The well-known Theology of the Body evangelist has found a way of communicating that “hard chat” with such Catholic clarity, it’s reached nearly two million people across six continents.
On a 45 degree day at a packed auditorium at Patrician Brothers, Fairfield, 200 parents and their teenagers accepted an invitation from the Sydney Centre for Evangelisation’s Life Marriage and Family team to hear Evert deliver the “truth bombs” for which he’s become so renowned.
On 9 December, the family “mini-retreat” combined Evert’s presentation on Gender and the Theology of Your Body, with a time of prayer, adoration, and the sacrament of reconciliation.
Families also received a resource pack to take home to help them discover how their body as a man or woman reveals their identity and calling.
51-year-old Bernie Armistead attended the event with his 13-year-old son, Thomas.
“A little while back, I came across Evert’s theology of the body, and I was quite intrigued by that,” Bernie said.
“Then we heard this was a family event. It was a great opportunity for me and my son to attend, together.”
“I wanted my son to get an introduction from someone who has so much experience and global sharing of this topic.”
The event was designed so that both parents and their teenagers could receive Evert’s guidance together.
“This is no longer both parent and teen talking at each other. Someone else is talking to both of you,” said Hashya Weerakkody, an officer from the Sydney Centre for Evangelisation’s Life, Marriage and Family team.
“Jason’s words and presentation spoke to the truth that was already there. Deep down we do know the truth but having someone reveal those truths in a new way, resonates more deeply.”
It certainly resonated for Bernie and Thomas, both members of St Mark’s parish in Drummoyne.
“Kids listen when it’s an independent voice. I wanted Thomas to understand what these issues on sexuality and gender are about, at an age where he can go away and think about these things and bring it into his own life,” said Bernie.
“But back in my day, conversations like this weren’t had with your parents. We just thought everything was taboo.”
Evert called chastity “the fruit of a virtuous life” and drawing on the shared stories of one million teenagers gathered from around the world, testified that “when you see God’s plan for love, lust looks boring.”
Bernie, who also has two daughters—Isabel, 11 and Lucy, 9—said it was the clear teaching he was after as a parent.
“The discussion about chastity was great—learning about thinking through a women’s eyes and what that means in terms of their body and not succumbing to peer pressure,” he said.

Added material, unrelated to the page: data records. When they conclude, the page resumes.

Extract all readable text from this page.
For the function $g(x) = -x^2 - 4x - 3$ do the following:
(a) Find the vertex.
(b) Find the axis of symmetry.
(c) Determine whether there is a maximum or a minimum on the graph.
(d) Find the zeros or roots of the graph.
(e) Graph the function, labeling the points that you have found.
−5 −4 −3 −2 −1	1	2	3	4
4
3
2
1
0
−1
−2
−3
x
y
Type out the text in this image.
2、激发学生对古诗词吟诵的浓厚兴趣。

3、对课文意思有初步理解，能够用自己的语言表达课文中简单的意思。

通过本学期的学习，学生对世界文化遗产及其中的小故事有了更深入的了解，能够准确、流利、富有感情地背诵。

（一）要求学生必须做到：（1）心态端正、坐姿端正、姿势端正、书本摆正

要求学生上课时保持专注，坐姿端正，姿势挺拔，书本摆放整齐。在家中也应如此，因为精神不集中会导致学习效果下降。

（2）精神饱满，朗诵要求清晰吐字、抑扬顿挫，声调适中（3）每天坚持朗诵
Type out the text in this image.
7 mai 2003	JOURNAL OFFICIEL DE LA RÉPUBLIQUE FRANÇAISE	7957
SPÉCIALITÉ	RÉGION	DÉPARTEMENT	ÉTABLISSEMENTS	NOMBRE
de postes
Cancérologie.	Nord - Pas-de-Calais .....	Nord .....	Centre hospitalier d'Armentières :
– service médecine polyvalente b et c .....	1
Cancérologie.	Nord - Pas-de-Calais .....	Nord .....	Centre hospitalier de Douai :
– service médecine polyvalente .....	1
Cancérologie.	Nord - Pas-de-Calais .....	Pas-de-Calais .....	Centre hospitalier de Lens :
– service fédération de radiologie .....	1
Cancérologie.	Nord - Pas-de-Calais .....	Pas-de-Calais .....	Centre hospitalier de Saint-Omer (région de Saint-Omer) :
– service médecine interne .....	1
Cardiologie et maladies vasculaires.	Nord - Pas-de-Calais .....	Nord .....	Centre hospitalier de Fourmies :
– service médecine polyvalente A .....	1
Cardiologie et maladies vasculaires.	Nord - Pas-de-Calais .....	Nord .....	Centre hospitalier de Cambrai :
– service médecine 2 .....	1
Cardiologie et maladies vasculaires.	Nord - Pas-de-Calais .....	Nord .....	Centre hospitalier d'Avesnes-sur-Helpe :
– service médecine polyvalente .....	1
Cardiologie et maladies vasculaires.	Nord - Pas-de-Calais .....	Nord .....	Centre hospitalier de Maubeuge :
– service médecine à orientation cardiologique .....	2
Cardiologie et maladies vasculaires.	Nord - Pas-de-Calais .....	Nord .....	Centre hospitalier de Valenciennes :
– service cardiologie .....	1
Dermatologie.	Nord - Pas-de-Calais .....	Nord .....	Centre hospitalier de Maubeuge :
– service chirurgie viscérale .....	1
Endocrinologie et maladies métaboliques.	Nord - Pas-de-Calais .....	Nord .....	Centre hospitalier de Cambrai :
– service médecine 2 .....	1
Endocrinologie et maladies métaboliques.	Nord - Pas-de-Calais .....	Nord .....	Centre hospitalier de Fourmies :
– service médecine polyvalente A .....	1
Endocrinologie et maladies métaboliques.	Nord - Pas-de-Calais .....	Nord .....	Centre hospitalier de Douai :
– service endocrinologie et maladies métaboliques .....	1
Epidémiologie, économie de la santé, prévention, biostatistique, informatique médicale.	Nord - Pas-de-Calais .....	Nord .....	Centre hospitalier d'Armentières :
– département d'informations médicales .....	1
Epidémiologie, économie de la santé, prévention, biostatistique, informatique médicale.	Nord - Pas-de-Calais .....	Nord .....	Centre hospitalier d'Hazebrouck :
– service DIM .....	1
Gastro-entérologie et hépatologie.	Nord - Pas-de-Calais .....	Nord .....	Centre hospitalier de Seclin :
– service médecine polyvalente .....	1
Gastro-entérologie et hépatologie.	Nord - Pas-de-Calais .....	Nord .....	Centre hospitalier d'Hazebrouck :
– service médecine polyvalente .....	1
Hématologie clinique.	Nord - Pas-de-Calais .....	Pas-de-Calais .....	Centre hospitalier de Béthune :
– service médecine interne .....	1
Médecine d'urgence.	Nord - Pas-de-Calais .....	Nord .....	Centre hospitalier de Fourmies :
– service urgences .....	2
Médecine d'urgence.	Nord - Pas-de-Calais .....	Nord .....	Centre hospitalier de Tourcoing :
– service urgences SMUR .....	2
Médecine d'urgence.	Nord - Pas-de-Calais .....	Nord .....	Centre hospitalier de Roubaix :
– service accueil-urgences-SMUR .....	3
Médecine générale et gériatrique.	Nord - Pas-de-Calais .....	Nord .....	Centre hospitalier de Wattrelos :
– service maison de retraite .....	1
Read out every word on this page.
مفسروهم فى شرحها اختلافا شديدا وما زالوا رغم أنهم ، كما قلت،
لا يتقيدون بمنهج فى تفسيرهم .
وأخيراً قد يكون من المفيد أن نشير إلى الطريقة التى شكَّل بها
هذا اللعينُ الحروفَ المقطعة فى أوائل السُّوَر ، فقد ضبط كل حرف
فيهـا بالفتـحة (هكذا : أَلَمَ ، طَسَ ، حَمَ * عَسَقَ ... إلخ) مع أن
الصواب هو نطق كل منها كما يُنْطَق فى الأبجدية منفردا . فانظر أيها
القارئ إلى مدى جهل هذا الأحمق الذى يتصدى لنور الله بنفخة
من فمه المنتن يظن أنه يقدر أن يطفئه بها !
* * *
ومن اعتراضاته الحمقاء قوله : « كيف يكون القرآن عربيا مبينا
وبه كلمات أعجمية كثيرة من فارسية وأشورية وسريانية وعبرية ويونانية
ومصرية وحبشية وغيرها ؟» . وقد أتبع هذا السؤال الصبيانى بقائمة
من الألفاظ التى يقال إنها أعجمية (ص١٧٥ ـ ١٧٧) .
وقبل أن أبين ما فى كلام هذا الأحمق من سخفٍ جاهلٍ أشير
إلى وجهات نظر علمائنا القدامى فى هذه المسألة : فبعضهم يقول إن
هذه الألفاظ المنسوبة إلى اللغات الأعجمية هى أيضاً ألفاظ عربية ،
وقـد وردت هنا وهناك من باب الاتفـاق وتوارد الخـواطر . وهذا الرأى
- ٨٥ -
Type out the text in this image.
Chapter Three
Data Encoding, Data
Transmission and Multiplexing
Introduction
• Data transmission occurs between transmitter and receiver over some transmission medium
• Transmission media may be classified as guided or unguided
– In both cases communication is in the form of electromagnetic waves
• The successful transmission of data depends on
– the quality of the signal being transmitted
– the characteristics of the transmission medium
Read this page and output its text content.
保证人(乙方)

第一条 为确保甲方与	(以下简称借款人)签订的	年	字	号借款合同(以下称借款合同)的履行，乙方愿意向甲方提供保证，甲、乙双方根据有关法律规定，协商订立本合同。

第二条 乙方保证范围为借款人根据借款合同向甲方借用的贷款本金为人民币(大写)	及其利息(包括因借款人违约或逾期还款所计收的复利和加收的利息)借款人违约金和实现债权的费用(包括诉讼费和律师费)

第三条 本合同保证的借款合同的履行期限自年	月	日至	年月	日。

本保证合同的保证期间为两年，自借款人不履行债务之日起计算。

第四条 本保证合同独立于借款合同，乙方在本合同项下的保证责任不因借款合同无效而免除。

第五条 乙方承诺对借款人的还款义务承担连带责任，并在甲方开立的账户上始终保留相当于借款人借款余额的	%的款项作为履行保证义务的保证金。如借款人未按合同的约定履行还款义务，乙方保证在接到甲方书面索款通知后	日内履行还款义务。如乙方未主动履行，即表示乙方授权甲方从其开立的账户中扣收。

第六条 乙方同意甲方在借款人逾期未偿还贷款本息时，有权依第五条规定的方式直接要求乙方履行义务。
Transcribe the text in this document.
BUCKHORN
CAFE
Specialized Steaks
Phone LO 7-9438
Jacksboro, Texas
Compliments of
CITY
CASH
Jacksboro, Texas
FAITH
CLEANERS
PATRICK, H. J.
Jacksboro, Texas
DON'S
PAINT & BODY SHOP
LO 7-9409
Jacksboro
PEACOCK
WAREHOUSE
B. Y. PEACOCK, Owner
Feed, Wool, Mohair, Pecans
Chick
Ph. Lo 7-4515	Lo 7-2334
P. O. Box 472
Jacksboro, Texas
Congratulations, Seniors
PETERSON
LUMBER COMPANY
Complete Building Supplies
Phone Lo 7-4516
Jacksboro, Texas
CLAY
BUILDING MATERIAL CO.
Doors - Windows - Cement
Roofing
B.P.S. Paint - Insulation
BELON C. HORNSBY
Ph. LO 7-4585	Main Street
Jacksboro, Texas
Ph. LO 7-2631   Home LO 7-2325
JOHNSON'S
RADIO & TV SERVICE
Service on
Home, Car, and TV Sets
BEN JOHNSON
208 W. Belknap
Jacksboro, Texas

“Having young daughters, this was an eye opener too. It’s also about understanding they have a choice and why these choices matter.
“His point about the importance of having male and female gender and how people are confusing that story and watering down the importance of the male and female body, which impacts families—that stuck out.
“He gave great advice on not getting distracted by all the stories that pull us away from the reality of what God created.
“And not getting distracted by having 51 different gender options to choose from is important.”
Bernie noticed an immediate change in his teenage son, Thomas.
“He’s gone from talking about having girlfriends to seeing the importance of chastity and the importance of marriage,” said Bernie.
For families, like the Armistead’s, who feel under constant “spiritual attack” for their beliefs, Evert’s talks have been a revelation.
“It’s so great for young people to have this. Hopefully Thomas and all the teenagers really got something from it and can take it to their families, schools and parishes,” said Bernie.